The following was printed in the June 2010 One Voice Newsletter which is printed and distributed inside the Business Record. There have been several requests to make this available online and my blog seemed the fastest path to that end.
For the kitchen table–bound entrepreneur or mobile superstar, coworking offers collaboration and camaraderie without the lame staff meetings or the gray cubicle walls. It’s an emerging concept that folds in the “social” of social media while celebrating community and accessibility in a temporary and flexible workspace. It’s founded on the belief that independent professionals and those with workplace flexibility work better together than they do alone.
Coworking spaces like Des Moines’ Impromptu Studio, Foundry Coworking and PM Underground offer independent-minded entrepreneurs a few square feet of desk space – or a small office, resources like copiers and projectors, and the chance to get connected with other like-minded workers. Collaboration and conversation are included free with membership.
“We offer a space that values people over desks or offices,” says Daniel Shipton, co-founder of Impromptu with his wife, Abbie. “We have a passionate community of individuals who work hard, play hard, and love what they do
Coworking is designed for those who appreciate the value in others’ experiences, welcome contrasting viewpoints and thrive on interaction. Among the video games, mismatched furniture and eclectic mix of colleagues at Impromptu Studio, for example, is a relaxed-but-focused energy that can be tapped into whenever it’s required.

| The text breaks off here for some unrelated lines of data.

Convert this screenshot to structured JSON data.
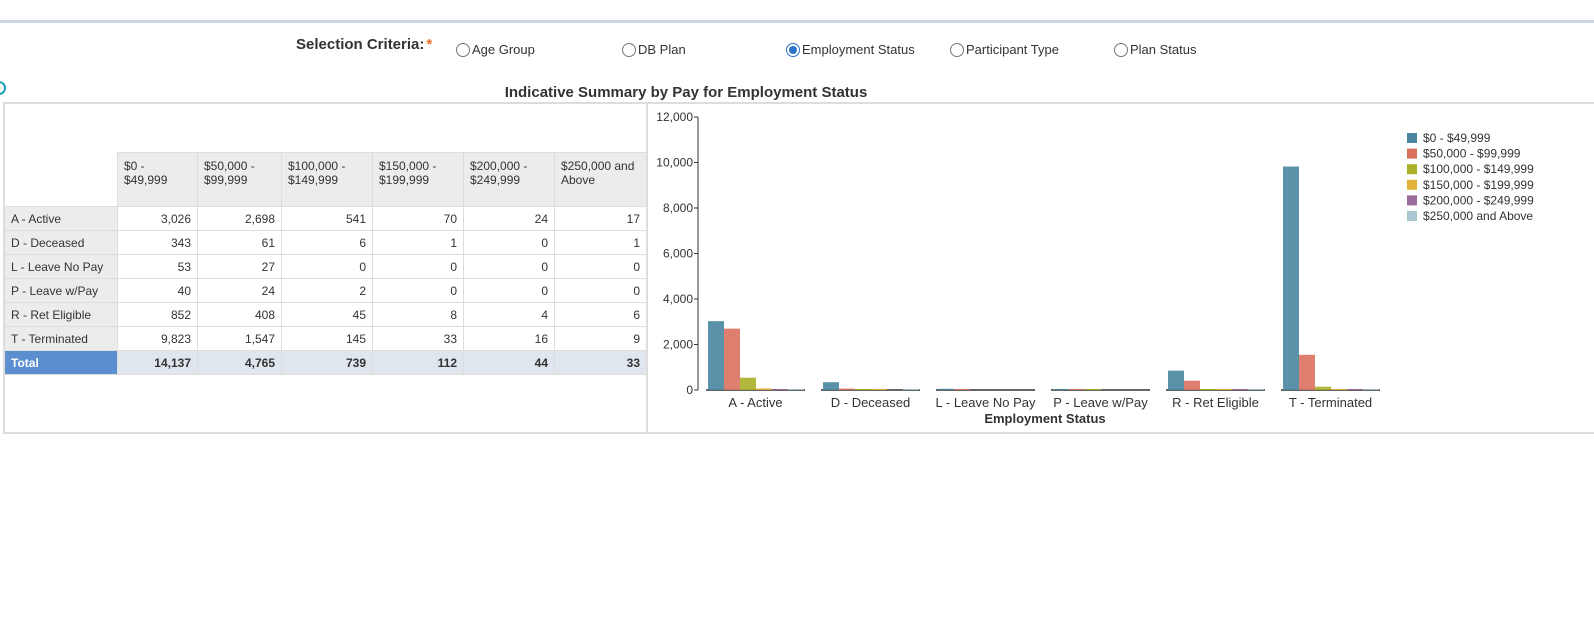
{
  "criteria": {
    "label": "Selection Criteria:",
    "required_mark": "*",
    "options": [
      {
        "label": "Age Group",
        "checked": false
      },
      {
        "label": "DB Plan",
        "checked": false
      },
      {
        "label": "Employment Status",
        "checked": true
      },
      {
        "label": "Participant Type",
        "checked": false
      },
      {
        "label": "Plan Status",
        "checked": false
      }
    ]
  },
  "title": "Indicative Summary by Pay for Employment Status",
  "table": {
    "columns": [
      "$0 - $49,999",
      "$50,000 - $99,999",
      "$100,000 - $149,999",
      "$150,000 - $199,999",
      "$200,000 - $249,999",
      "$250,000 and Above"
    ],
    "rows": [
      {
        "label": "A - Active",
        "values": [
          "3,026",
          "2,698",
          "541",
          "70",
          "24",
          "17"
        ]
      },
      {
        "label": "D - Deceased",
        "values": [
          "343",
          "61",
          "6",
          "1",
          "0",
          "1"
        ]
      },
      {
        "label": "L - Leave No Pay",
        "values": [
          "53",
          "27",
          "0",
          "0",
          "0",
          "0"
        ]
      },
      {
        "label": "P - Leave w/Pay",
        "values": [
          "40",
          "24",
          "2",
          "0",
          "0",
          "0"
        ]
      },
      {
        "label": "R - Ret Eligible",
        "values": [
          "852",
          "408",
          "45",
          "8",
          "4",
          "6"
        ]
      },
      {
        "label": "T - Terminated",
        "values": [
          "9,823",
          "1,547",
          "145",
          "33",
          "16",
          "9"
        ]
      }
    ],
    "total": {
      "label": "Total",
      "values": [
        "14,137",
        "4,765",
        "739",
        "112",
        "44",
        "33"
      ]
    }
  },
  "chart_data": {
    "type": "bar",
    "categories": [
      "A - Active",
      "D - Deceased",
      "L - Leave No Pay",
      "P - Leave w/Pay",
      "R - Ret Eligible",
      "T - Terminated"
    ],
    "series": [
      {
        "name": "$0 - $49,999",
        "color": "#4a86a0",
        "values": [
          3026,
          343,
          53,
          40,
          852,
          9823
        ]
      },
      {
        "name": "$50,000 - $99,999",
        "color": "#d9705e",
        "values": [
          2698,
          61,
          27,
          24,
          408,
          1547
        ]
      },
      {
        "name": "$100,000 - $149,999",
        "color": "#aab027",
        "values": [
          541,
          6,
          0,
          2,
          45,
          145
        ]
      },
      {
        "name": "$150,000 - $199,999",
        "color": "#e3b23c",
        "values": [
          70,
          1,
          0,
          0,
          8,
          33
        ]
      },
      {
        "name": "$200,000 - $249,999",
        "color": "#9a6a9a",
        "values": [
          24,
          0,
          0,
          0,
          4,
          16
        ]
      },
      {
        "name": "$250,000 and Above",
        "color": "#a9c7cf",
        "values": [
          17,
          1,
          0,
          0,
          6,
          9
        ]
      }
    ],
    "xlabel": "Employment Status",
    "ylabel": "",
    "ylim": [
      0,
      12000
    ],
    "yticks": [
      "0",
      "2,000",
      "4,000",
      "6,000",
      "8,000",
      "10,000",
      "12,000"
    ],
    "legend": "top-right",
    "grid": false
  }
}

“Most of the people we get involved are in the creative professions, along with tech start-ups,” explains Alexander Grgurich, founder of Foundry Coworking. “Geoff Wood, the Des Moines correspondent for Silicon Prairie News, works out of Foundry Coworking and is working on a tech start-up called Volunteer Local. And Jon Thompson, the former IT director at the Great Ape Trust is running Evolve, a Mac-based IT company, from our space.”
“The real advantage to a coworking space for a startup is who you meet, and that you’re seen,” Milne says. “Being seen validates you in a way just having a website can’t.
“Good ideas go viral inside of coworking spaces and the people in everyone’s private networks get involved as well. Having a brain trust of people always hanging around makes for a unique working environment. Everyone has their own projects, but they are always willing to lend a hand with yours. Feedback for a start-up is pretty paramount.”
Grgurich agrees: “I think the most attractive part of coworking is the community that’s involved. You can get super sweet deals on office space anywhere, but what really appeals to our members is the network of people who are hungry for success to advance their product or service.”
Coworking isn’t for everyone. If you expect organization and structure in your workspace, you might not like coworking. If hierarchy and the implied status that comes with a large office is how you measure success, coworking arrangements will not serve you well. But if working exclusively in a home office scares you, you’ll likely thrive in the flexible and energetic environment of a coworking space. Coworking was designed by and for freelancers, creatives and mobile-type workers who need the injection of other viewpoints and regular human interaction in an unstructured environment.
“Impromptu is first and foremost a community,” says Shipton, who is also CEO of BitMethod, a technology development, consulting and training firm. “That means we make decisions based on what’s best for our coworkers. Dollars and egos and resumes are at the bottom of the priority pile.
“Being around great people creates a powerful energy that makes working more productive and more fun.”